Information
- First date: February 13, 2010
- Last date: September 25, 2010

Events
- Total events: 3

Fights
- Total fights: 30
- Title fights: 6

Chronology
| 2009 in BAMMA | 2010 in BAMMA | 2011 in BAMMA |

= 2010 in BAMMA =

UK mixed martial arts events

The year 2010 is the second year in the history of BAMMA, a mixed martial arts promotion based in the United Kingdom. In 2010 BAMMA held 3 events beginning with, BAMMA 2: Roundhouses at the Roundhouse.

==Events list==

| # | Event Title | Date | Arena | Location | Broadcast |
|---|---|---|---|---|---|
| 4 | BAMMA 4: Reid vs. Watson | September 25, 2010 | National Indoor Arena | Birmingham, England, United Kingdom | Bravo |
| 3 | BAMMA 3: Horwich vs. Watson | May 15, 2010 | LG Arena | Birmingham, England, United Kingdom | Bravo |
| 2 | BAMMA 2: Roundhouses at the Roundhouse | February 13, 2010 | The Roundhouse | London, England, United Kingdom | Bravo |

==BAMMA 2: Roundhouses at the Roundhouse==

BAMMA 2: Roundhouses at the Roundhouse was an event held on February 13, 2010, at The Roundhouse in London, England, United Kingdom.

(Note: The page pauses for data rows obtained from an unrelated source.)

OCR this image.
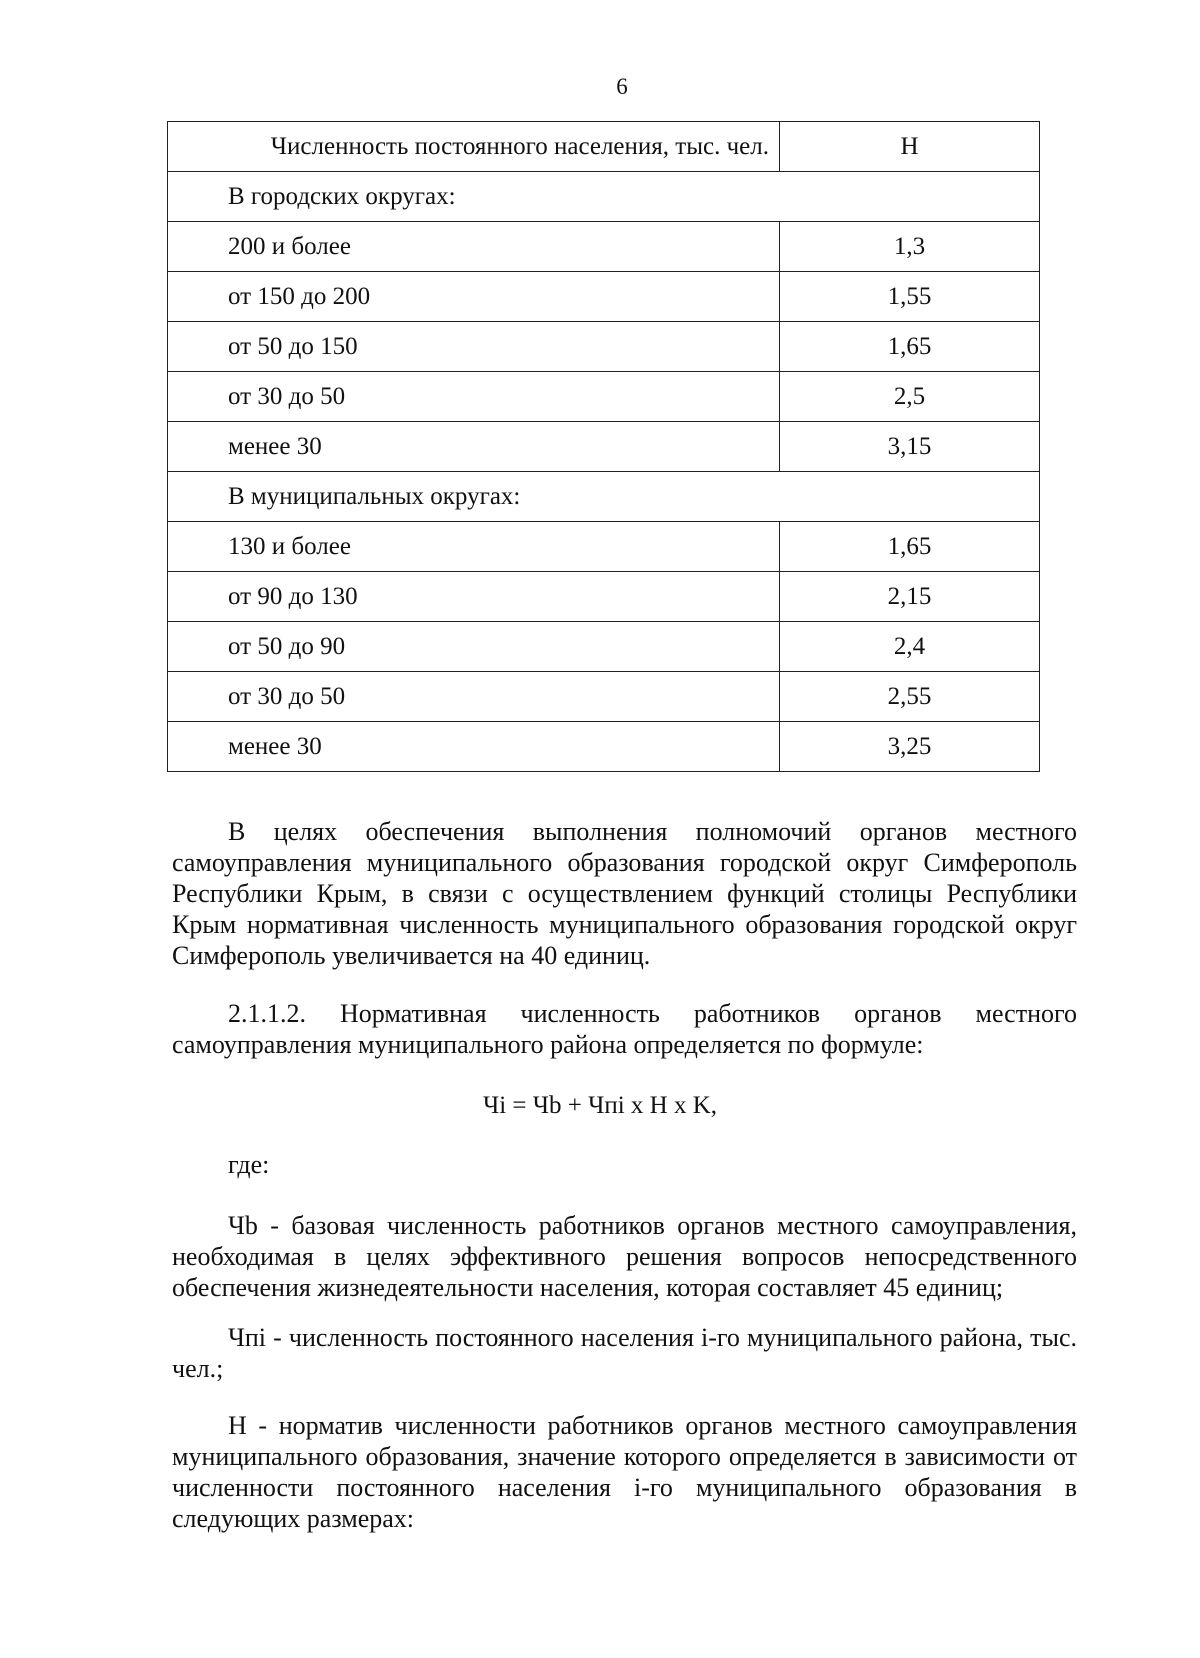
6
Численность постоянного населения, тыс. чел.	Н
В городских округах:	
200 и более	1,3
от 150 до 200	1,55
от 50 до 150	1,65
от 30 до 50	2,5
менее 30	3,15
В муниципальных округах:	
130 и более	1,65
от 90 до 130	2,15
от 50 до 90	2,4
от 30 до 50	2,55
менее 30	3,25

В целях обеспечения выполнения полномочий органов местного самоуправления муниципального образования городской округ Симферополь Республики Крым, в связи с осуществлением функций столицы Республики Крым нормативная численность муниципального образования городской округ Симферополь увеличивается на 40 единиц.

2.1.1.2. Нормативная численность работников органов местного самоуправления муниципального района определяется по формуле:

Чi = Чb + Чпi x Н x K,
где:

Чb - базовая численность работников органов местного самоуправления, необходимая в целях эффективного решения вопросов непосредственного обеспечения жизнедеятельности населения, которая составляет 45 единиц;

Чпi - численность постоянного населения i-го муниципального района, тыс. чел.;

Н - норматив численности работников органов местного самоуправления муниципального образования, значение которого определяется в зависимости от численности постоянного населения i-го муниципального образования в следующих размерах:
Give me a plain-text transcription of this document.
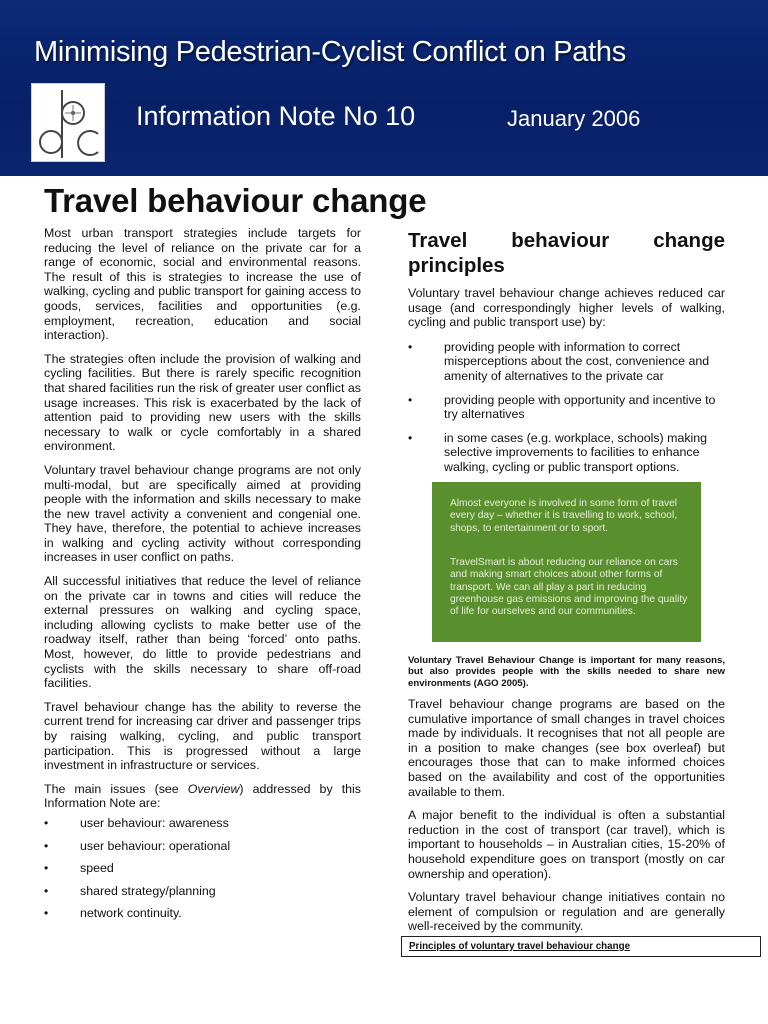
Minimising Pedestrian-Cyclist Conflict on Paths
Information Note No 10	January 2006
Travel behaviour change

Most urban transport strategies include targets for reducing the level of reliance on the private car for a range of economic, social and environmental reasons. The result of this is strategies to increase the use of walking, cycling and public transport for gaining access to goods, services, facilities and opportunities (e.g. employment, recreation, education and social interaction).

The strategies often include the provision of walking and cycling facilities. But there is rarely specific recognition that shared facilities run the risk of greater user conflict as usage increases. This risk is exacerbated by the lack of attention paid to providing new users with the skills necessary to walk or cycle comfortably in a shared environment.

Voluntary travel behaviour change programs are not only multi-modal, but are specifically aimed at providing people with the information and skills necessary to make the new travel activity a convenient and congenial one. They have, therefore, the potential to achieve increases in walking and cycling activity without corresponding increases in user conflict on paths.

All successful initiatives that reduce the level of reliance on the private car in towns and cities will reduce the external pressures on walking and cycling space, including allowing cyclists to make better use of the roadway itself, rather than being ‘forced’ onto paths. Most, however, do little to provide pedestrians and cyclists with the skills necessary to share off-road facilities.

Travel behaviour change has the ability to reverse the current trend for increasing car driver and passenger trips by raising walking, cycling, and public transport participation. This is progressed without a large investment in infrastructure or services.

The main issues (see Overview) addressed by this Information Note are:

•	user behaviour: awareness
•	user behaviour: operational
•	speed
•	shared strategy/planning
•	network continuity.
Travel behaviour change
principles

Voluntary travel behaviour change achieves reduced car usage (and correspondingly higher levels of walking, cycling and public transport use) by:

•	providing people with information to correct misperceptions about the cost, convenience and amenity of alternatives to the private car
•	providing people with opportunity and incentive to try alternatives
•	in some cases (e.g. workplace, schools) making selective improvements to facilities to enhance walking, cycling or public transport options.
Almost everyone is involved in some form of travel every day – whether it is travelling to work, school, shops, to entertainment or to sport.
TravelSmart is about reducing our reliance on cars and making smart choices about other forms of transport. We can all play a part in reducing greenhouse gas emissions and improving the quality of life for ourselves and our communities.
Voluntary Travel Behaviour Change is important for many reasons, but also provides people with the skills needed to share new environments (AGO 2005).

Travel behaviour change programs are based on the cumulative importance of small changes in travel choices made by individuals. It recognises that not all people are in a position to make changes (see box overleaf) but encourages those that can to make informed choices based on the availability and cost of the opportunities available to them.

A major benefit to the individual is often a substantial reduction in the cost of transport (car travel), which is important to households – in Australian cities, 15-20% of household expenditure goes on transport (mostly on car ownership and operation).

Voluntary travel behaviour change initiatives contain no element of compulsion or regulation and are generally well-received by the community.

Principles of voluntary travel behaviour change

==BAMMA 3: Horwich vs. Watson==

BAMMA 3: Horwich vs. Watson was an event held on May 15, 2010, at the LG Arena in Birmingham, England, United Kingdom.

==BAMMA 4: Reid vs. Watson==

BAMMA 4: Reid vs. Watson was an event held on September 25, 2010, at the National Indoor Arena in Birmingham, England, United Kingdom.